2
votes

I've been having all sorts of instabilities related to Kafka and offsets. Things like workers crashing on startup with exceptions related to invalidate offsets, and other things I don't understand.

I read that it is recommended to migrate offsets to be stored in Kafka instead of Zookeeper. I found the below in the Kafka documentation:

Migrating offsets from ZooKeeper to Kafka Kafka consumers in earlier releases store their offsets by default in ZooKeeper. It is possible to migrate these consumers to commit offsets into Kafka by following these steps: 1. Set offsets.storage=kafka and dual.commit.enabled=true in your consumer config. 2. Do a rolling bounce of your consumers and then verify that your consumers are healthy. 3. Set dual.commit.enabled=false in your consumer config. 4. Do a rolling bounce of your consumers and then verify that your consumers are healthy.

A roll-back (i.e., migrating from Kafka back to ZooKeeper) can also be performed using the above steps if you set offsets.storage=zookeeper.

http://kafka.apache.org/documentation.html#offsetmigration

But, again, I don't understand what this is instructing me to do. I don't see anywhere in my topology config where I configure where offsets are stored. Is it buried in the cluster yaml?

Any advice on if storing offsets in Kafka, rather than Zookeeper, is a good idea? And how I can perform this change?

1

1 Answers

4
votes

At the time of this writing Storm's Kafka spout (see documentation/README at https://github.com/apache/storm/tree/master/external/storm-kafka) only supports managing consumer offsets in ZooKeeper. That is, all current Storm versions (up to 0.9.x and including 0.10.0 Beta) still rely on ZooKeeper for storing such offsets. Hence you should not perform the ZK->Kafka offset migration you referenced above because Storm isn't compatible yet.

You will need to wait until the Storm project -- specifically, its Kafka spout -- supports managing consumer offsets via Kafka (instead of ZooKeeper). And yes, in general it is better to store consumer offsets in Kafka rather than ZooKeeper, but alas Storm isn't there yet.

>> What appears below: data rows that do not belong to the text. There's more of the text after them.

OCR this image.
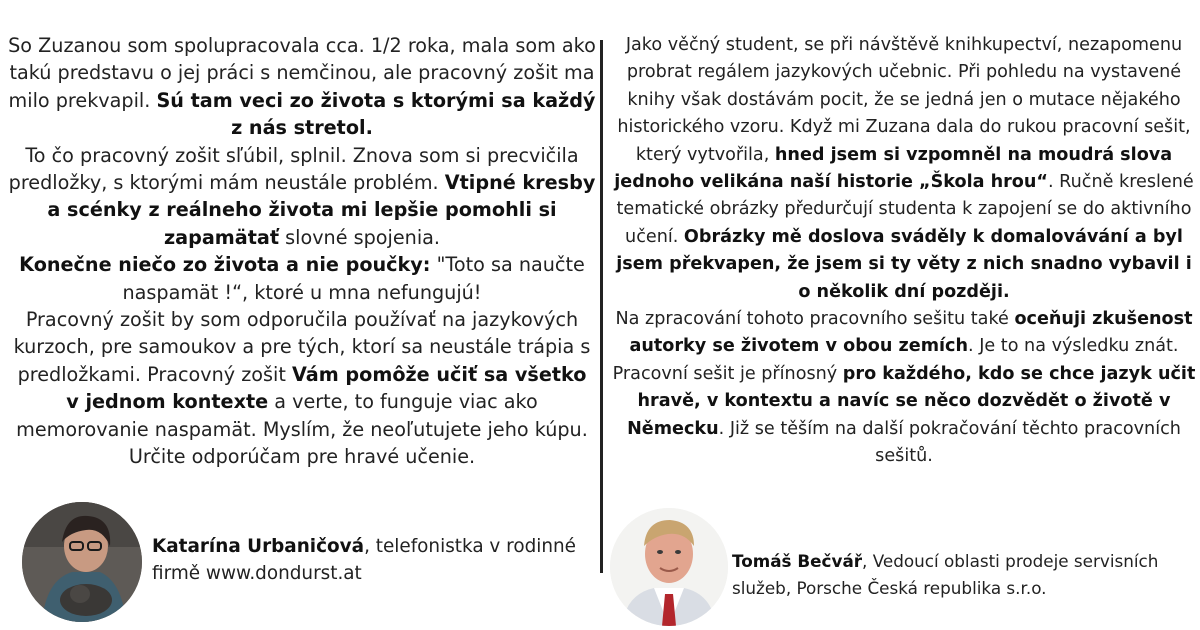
So Zuzanou som spolupracovala cca. 1/2 roka, mala som ako takú predstavu o jej práci s nemčinou, ale pracovný zošit ma milo prekvapil. Sú tam veci zo života s ktorými sa každý z nás stretol.
To čo pracovný zošit sľúbil, splnil. Znova som si precvičila predložky, s ktorými mám neustále problém. Vtipné kresby a scénky z reálneho života mi lepšie pomohli si zapamätať slovné spojenia.
Konečne niečo zo života a nie poučky: "Toto sa naučte naspamät !“, ktoré u mna nefungujú!
Pracovný zošit by som odporučila používať na jazykových kurzoch, pre samoukov a pre tých, ktorí sa neustále trápia s predložkami. Pracovný zošit Vám pomôže učiť sa všetko v jednom kontexte a verte, to funguje viac ako memorovanie naspamät. Myslím, že neoľutujete jeho kúpu. Určite odporúčam pre hravé učenie.
Jako věčný student, se při návštěvě knihkupectví, nezapomenu probrat regálem jazykových učebnic. Při pohledu na vystavené knihy však dostávám pocit, že se jedná jen o mutace nějakého historického vzoru. Když mi Zuzana dala do rukou pracovní sešit, který vytvořila, hned jsem si vzpomněl na moudrá slova jednoho velikána naší historie „Škola hrou“. Ručně kreslené tematické obrázky předurčují studenta k zapojení se do aktivního učení. Obrázky mě doslova sváděly k domalovávání a byl jsem překvapen, že jsem si ty věty z nich snadno vybavil i o několik dní později.
Na zpracování tohoto pracovního sešitu také oceňuji zkušenost autorky se životem v obou zemích. Je to na výsledku znát. Pracovní sešit je přínosný pro každého, kdo se chce jazyk učit hravě, v kontextu a navíc se něco dozvědět o životě v Německu. Již se těším na další pokračování těchto pracovních sešitů.
Katarína Urbaničová, telefonistka v rodinné firmě www.dondurst.at
Tomáš Bečvář, Vedoucí oblasti prodeje servisních služeb, Porsche Česká republika s.r.o.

Update November 2016: The situation in Storm has improved in the meantime. There's now a new, second Kafka spout that is based on Kafka's new 0.10 consumer client, which stores consumer offsets in Kafka (and not in ZooKeeper): https://github.com/apache/storm/tree/master/external/storm-kafka-client.

However, at the time I am writing this, there are still several issues being reported by the users in the storm-user mailing list (such as Urgent help! kafka-spout stops fetching data after running for a while), so I'd use this new Kafka spout with care, and only after thorough testing.